Question 1193728: The are two postal workers serving clients at the same time at the post office. Service time per client for the first postal worker is X1∼ E(λ1=0.94), second one - X2∼ E(λ2=1.0). When two new clients A and B walk into the postal office both workers are busy with a client already. Both clients want to be served by different workers. How much time on average would both clients A and B need to wait to be served, if A should be served first?
Answer by proyaop(69)   (Show Source):
You can put this solution on YOUR website! Certainly, let's calculate the average waiting time for clients A and B.
**1. Waiting Time for Client A**
* Client A waits for the first worker to finish serving the current client.
* Since the service time of the first worker follows an exponential distribution with rate λ1 = 0.94, the waiting time for client A is also exponentially distributed with the same rate.

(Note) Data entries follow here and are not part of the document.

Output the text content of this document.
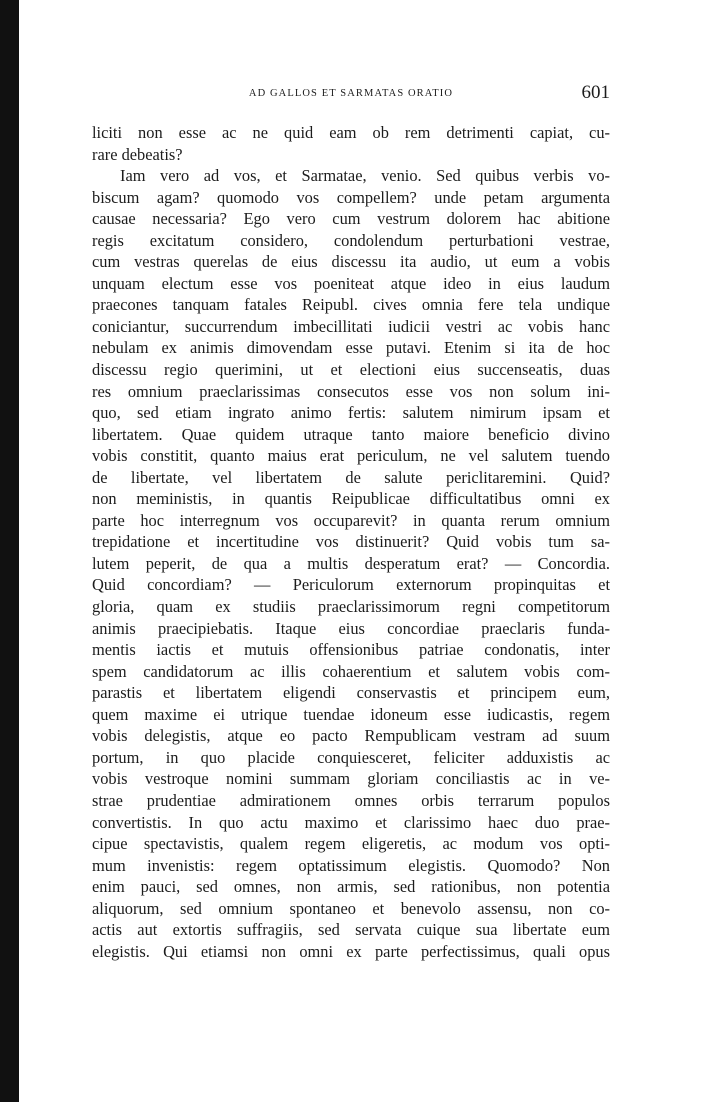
AD GALLOS ET SARMATAS ORATIO	601
liciti non esse ac ne quid eam ob rem detrimenti capiat, cu-
rare debeatis?
Iam vero ad vos, et Sarmatae, venio. Sed quibus verbis vo-
biscum agam? quomodo vos compellem? unde petam argumenta
causae necessaria? Ego vero cum vestrum dolorem hac abitione
regis excitatum considero, condolendum perturbationi vestrae,
cum vestras querelas de eius discessu ita audio, ut eum a vobis
unquam electum esse vos poeniteat atque ideo in eius laudum
praecones tanquam fatales Reipubl. cives omnia fere tela undique
coniciantur, succurrendum imbecillitati iudicii vestri ac vobis hanc
nebulam ex animis dimovendam esse putavi. Etenim si ita de hoc
discessu regio querimini, ut et electioni eius succenseatis, duas
res omnium praeclarissimas consecutos esse vos non solum ini-
quo, sed etiam ingrato animo fertis: salutem nimirum ipsam et
libertatem. Quae quidem utraque tanto maiore beneficio divino
vobis constitit, quanto maius erat periculum, ne vel salutem tuendo
de libertate, vel libertatem de salute periclitaremini. Quid?
non meministis, in quantis Reipublicae difficultatibus omni ex
parte hoc interregnum vos occuparevit? in quanta rerum omnium
trepidatione et incertitudine vos distinuerit? Quid vobis tum sa-
lutem peperit, de qua a multis desperatum erat? — Concordia.
Quid concordiam? — Periculorum externorum propinquitas et
gloria, quam ex studiis praeclarissimorum regni competitorum
animis praecipiebatis. Itaque eius concordiae praeclaris funda-
mentis iactis et mutuis offensionibus patriae condonatis, inter
spem candidatorum ac illis cohaerentium et salutem vobis com-
parastis et libertatem eligendi conservastis et principem eum,
quem maxime ei utrique tuendae idoneum esse iudicastis, regem
vobis delegistis, atque eo pacto Rempublicam vestram ad suum
portum, in quo placide conquiesceret, feliciter adduxistis ac
vobis vestroque nomini summam gloriam conciliastis ac in ve-
strae prudentiae admirationem omnes orbis terrarum populos
convertistis. In quo actu maximo et clarissimo haec duo prae-
cipue spectavistis, qualem regem eligeretis, ac modum vos opti-
mum invenistis: regem optatissimum elegistis. Quomodo? Non
enim pauci, sed omnes, non armis, sed rationibus, non potentia
aliquorum, sed omnium spontaneo et benevolo assensu, non co-
actis aut extortis suffragiis, sed servata cuique sua libertate eum
elegistis. Qui etiamsi non omni ex parte perfectissimus, quali opus
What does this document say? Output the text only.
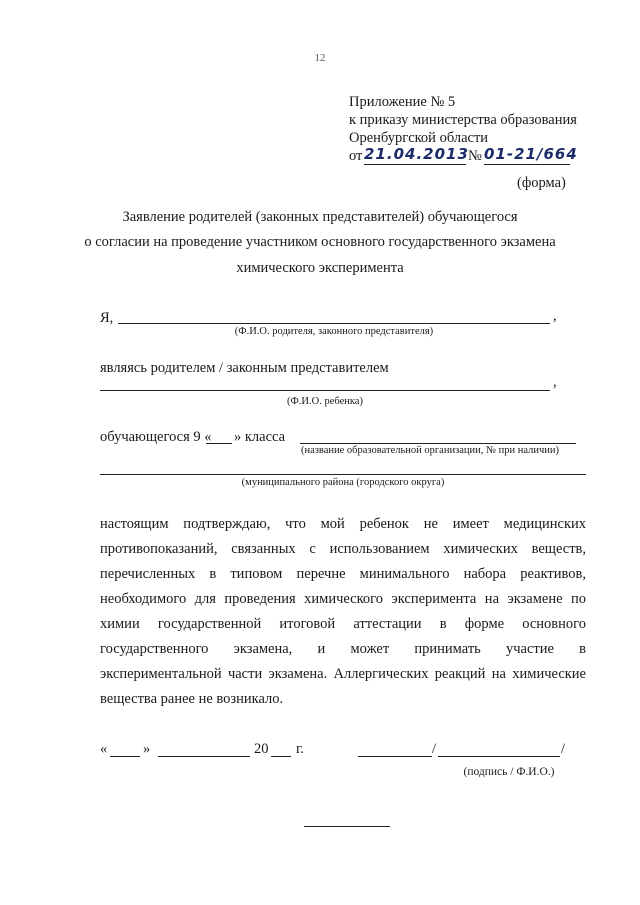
12
Приложение № 5
к приказу министерства образования
Оренбургской области
от 21.04.2013 № 01-21/664
(форма)
Заявление родителей (законных представителей) обучающегося
о согласии на проведение участником основного государственного экзамена
химического эксперимента
Я,	,
(Ф.И.О. родителя, законного представителя)
являясь родителем / законным представителем
,
(Ф.И.О. ребенка)
обучающегося 9 « » класса
(название образовательной организации, № при наличии)
(муниципального района (городского округа)
настоящим подтверждаю, что мой ребенок не имеет медицинских
противопоказаний, связанных с использованием химических веществ,
перечисленных в типовом перечне минимального набора реактивов,
необходимого для проведения химического эксперимента на экзамене по
химии государственной итоговой аттестации в форме основного
государственного экзамена, и может принимать участие в
экспериментальной части экзамена. Аллергических реакций на химические
вещества ранее не возникало.
« »	20 г.	/	/
(подпись / Ф.И.О.)
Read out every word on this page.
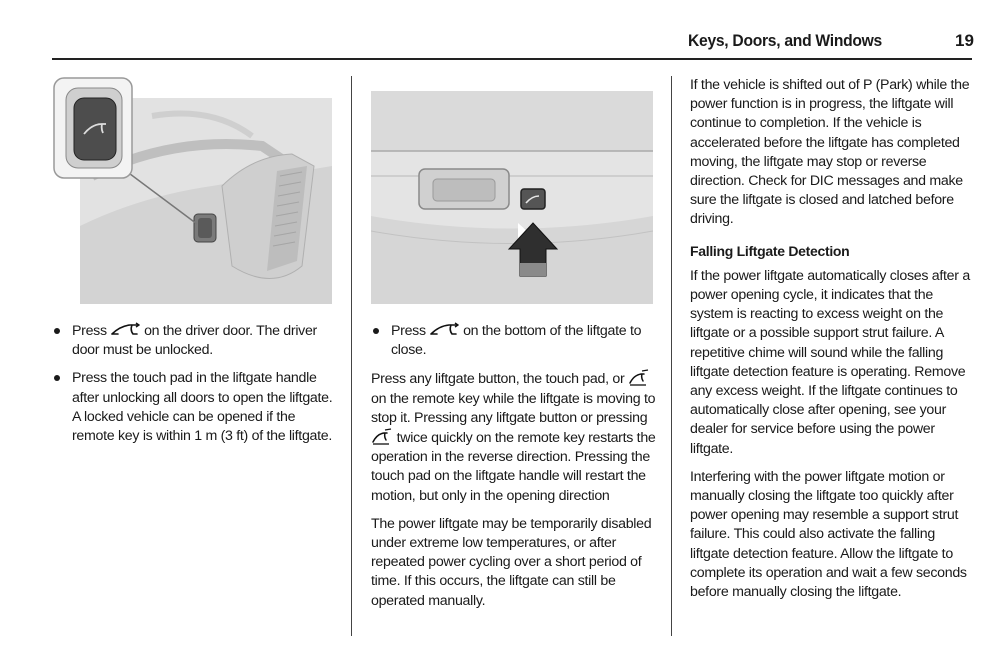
Keys, Doors, and Windows	19
Press	on the driver door. The driver door must be unlocked.
Press the touch pad in the liftgate handle after unlocking all doors to open the liftgate. A locked vehicle can be opened if the remote key is within 1 m (3 ft) of the liftgate.
Press	on the bottom of the liftgate to close.

Press any liftgate button, the touch pad, or  on the remote key while the liftgate is moving to stop it. Pressing any liftgate button or pressing  twice quickly on the remote key restarts the operation in the reverse direction. Pressing the touch pad on the liftgate handle will restart the motion, but only in the opening direction

The power liftgate may be temporarily disabled under extreme low temperatures, or after repeated power cycling over a short period of time. If this occurs, the liftgate can still be operated manually.

If the vehicle is shifted out of P (Park) while the power function is in progress, the liftgate will continue to completion. If the vehicle is accelerated before the liftgate has completed moving, the liftgate may stop or reverse direction. Check for DIC messages and make sure the liftgate is closed and latched before driving.

Falling Liftgate Detection

If the power liftgate automatically closes after a power opening cycle, it indicates that the system is reacting to excess weight on the liftgate or a possible support strut failure. A repetitive chime will sound while the falling liftgate detection feature is operating. Remove any excess weight. If the liftgate continues to automatically close after opening, see your dealer for service before using the power liftgate.

Interfering with the power liftgate motion or manually closing the liftgate too quickly after power opening may resemble a support strut failure. This could also activate the falling liftgate detection feature. Allow the liftgate to complete its operation and wait a few seconds before manually closing the liftgate.
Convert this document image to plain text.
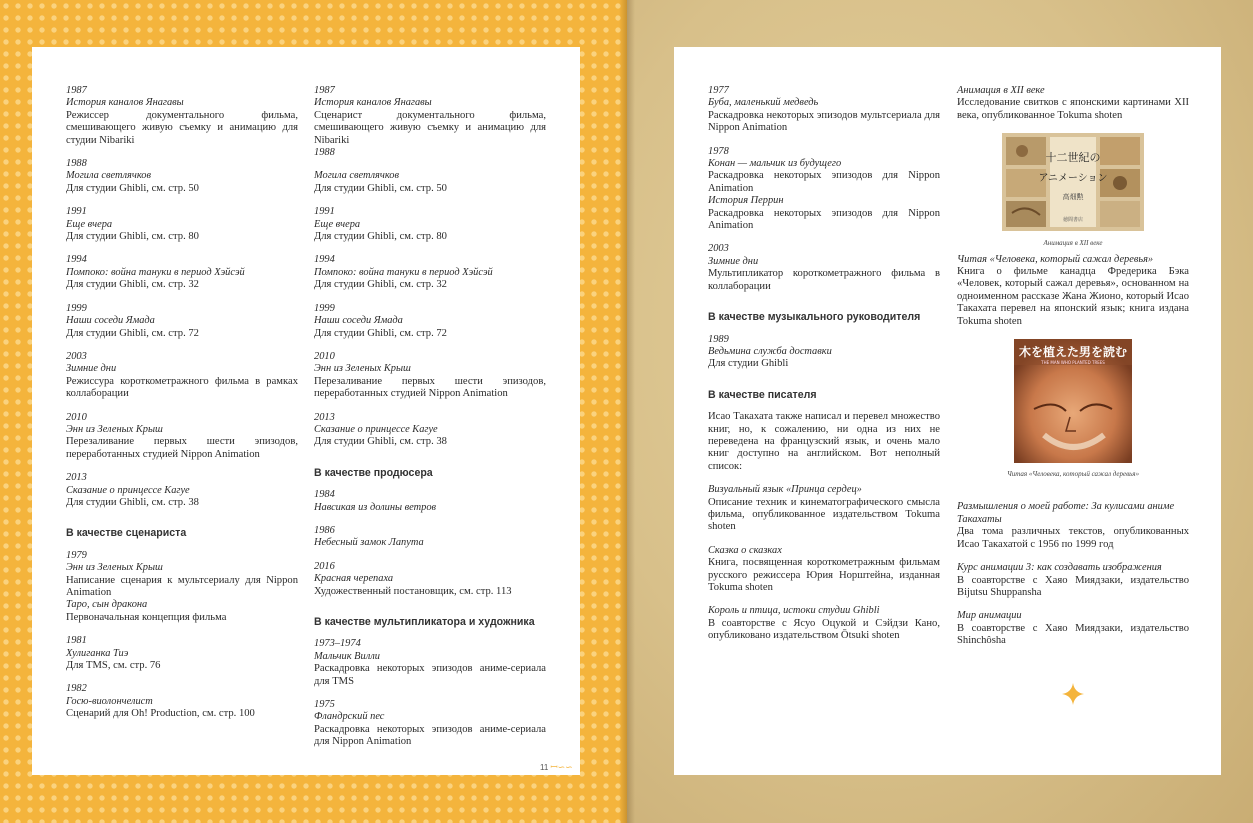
1987
История каналов Янагавы
Режиссер документального фильма, смешивающего живую съемку и анимацию для студии Nibariki
1988
Могила светлячков
Для студии Ghibli, см. стр. 50
1991
Еще вчера
Для студии Ghibli, см. стр. 80
1994
Помпоко: война тануки в период Хэйсэй
Для студии Ghibli, см. стр. 32
1999
Наши соседи Ямада
Для студии Ghibli, см. стр. 72
2003
Зимние дни
Режиссура короткометражного фильма в рамках коллаборации
2010
Энн из Зеленых Крыш
Перезаливание первых шести эпизодов, переработанных студией Nippon Animation
2013
Сказание о принцессе Кагуе
Для студии Ghibli, см. стр. 38
В качестве сценариста
1979
Энн из Зеленых Крыш
Написание сценария к мультсериалу для Nippon Animation
Таро, сын дракона
Первоначальная концепция фильма
1981
Хулиганка Тиэ
Для TMS, см. стр. 76
1982
Госю-виолончелист
Сценарий для Oh! Production, см. стр. 100
1987
История каналов Янагавы
Сценарист документального фильма, смешивающего живую съемку и анимацию для Nibariki
1988
Могила светлячков
Для студии Ghibli, см. стр. 50
1991
Еще вчера
Для студии Ghibli, см. стр. 80
1994
Помпоко: война тануки в период Хэйсэй
Для студии Ghibli, см. стр. 32
1999
Наши соседи Ямада
Для студии Ghibli, см. стр. 72
2010
Энн из Зеленых Крыш
Перезаливание первых шести эпизодов, переработанных студией Nippon Animation
2013
Сказание о принцессе Кагуе
Для студии Ghibli, см. стр. 38
В качестве продюсера
1984
Навсикая из долины ветров
1986
Небесный замок Лапута
2016
Красная черепаха
Художественный постановщик, см. стр. 113
В качестве мультипликатора и художника
1973–1974
Мальчик Вилли
Раскадровка некоторых эпизодов аниме-сериала для TMS
1975
Фландрский пес
Раскадровка некоторых эпизодов аниме-сериала для Nippon Animation
11 ꟷ∽∽
1977
Буба, маленький медведь
Раскадровка некоторых эпизодов мультсериала для Nippon Animation
1978
Конан — мальчик из будущего
Раскадровка некоторых эпизодов для Nippon Animation
История Перрин
Раскадровка некоторых эпизодов для Nippon Animation
2003
Зимние дни
Мультипликатор короткометражного фильма в коллаборации
В качестве музыкального руководителя
1989
Ведьмина служба доставки
Для студии Ghibli
В качестве писателя
Исао Такахата также написал и перевел множество книг, но, к сожалению, ни одна из них не переведена на французский язык, и очень мало книг доступно на английском. Вот неполный список:
Визуальный язык «Принца сердец»
Описание техник и кинематографического смысла фильма, опубликованное издательством Tokuma shoten
Сказка о сказках
Книга, посвященная короткометражным фильмам русского режиссера Юрия Норштейна, изданная Tokuma shoten
Король и птица, истоки студии Ghibli
В соавторстве с Ясуо Оцукой и Сэйдзи Кано, опубликовано издательством Ōtsuki shoten
Анимация в XII веке
Исследование свитков с японскими картинами XII века, опубликованное Tokuma shoten
十二世紀の
アニメーション
高畑勲
徳間書店
Анимация в XII веке
Читая «Человека, который сажал деревья»
Книга о фильме канадца Фредерика Бэка «Человек, который сажал деревья», основанном на одноименном рассказе Жана Жионо, который Исао Такахата перевел на японский язык; книга издана Tokuma shoten
木を植えた男を読む
THE MAN WHO PLANTED TREES
Читая «Человека, который сажал деревья»
Размышления о моей работе: За кулисами аниме Такахаты
Два тома различных текстов, опубликованных Исао Такахатой с 1956 по 1999 год
Курс анимации 3: как создавать изображения
В соавторстве с Хаяо Миядзаки, издательство Bijutsu Shuppansha
Мир анимации
В соавторстве с Хаяо Миядзаки, издательство Shinchôsha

* **Average waiting time for Client A:**
E[Waiting Time for A] = 1 / λ1 = 1 / 0.94 ≈ 1.0638
**2. Waiting Time for Client B**
* Client B waits for two events to occur:
* The first worker finishes serving client A.
* The second worker finishes serving the current client.
* The waiting time for Client B follows a minimum distribution of two independent exponential random variables.
* **Minimum of two exponential distributions:**
If X1 ~ Exp(λ1) and X2 ~ Exp(λ2), then the minimum of X1 and X2 follows an exponential distribution with rate (λ1 + λ2).
* **Average waiting time for Client B:**
E[Waiting Time for B] = 1 / (λ1 + λ2) = 1 / (0.94 + 1.0) ≈ 0.5263
**Therefore:**
* **Average waiting time for Client A:** Approximately 1.0638 units of time
* **Average waiting time for Client B:** Approximately 0.5263 units of time
**Note:**
* This analysis assumes that the service times for both workers are independent and identically distributed.
* The units of time will depend on the units used for the service rates (e.g., minutes, seconds).
Let me know if you have any other questions or would like to explore different scenarios!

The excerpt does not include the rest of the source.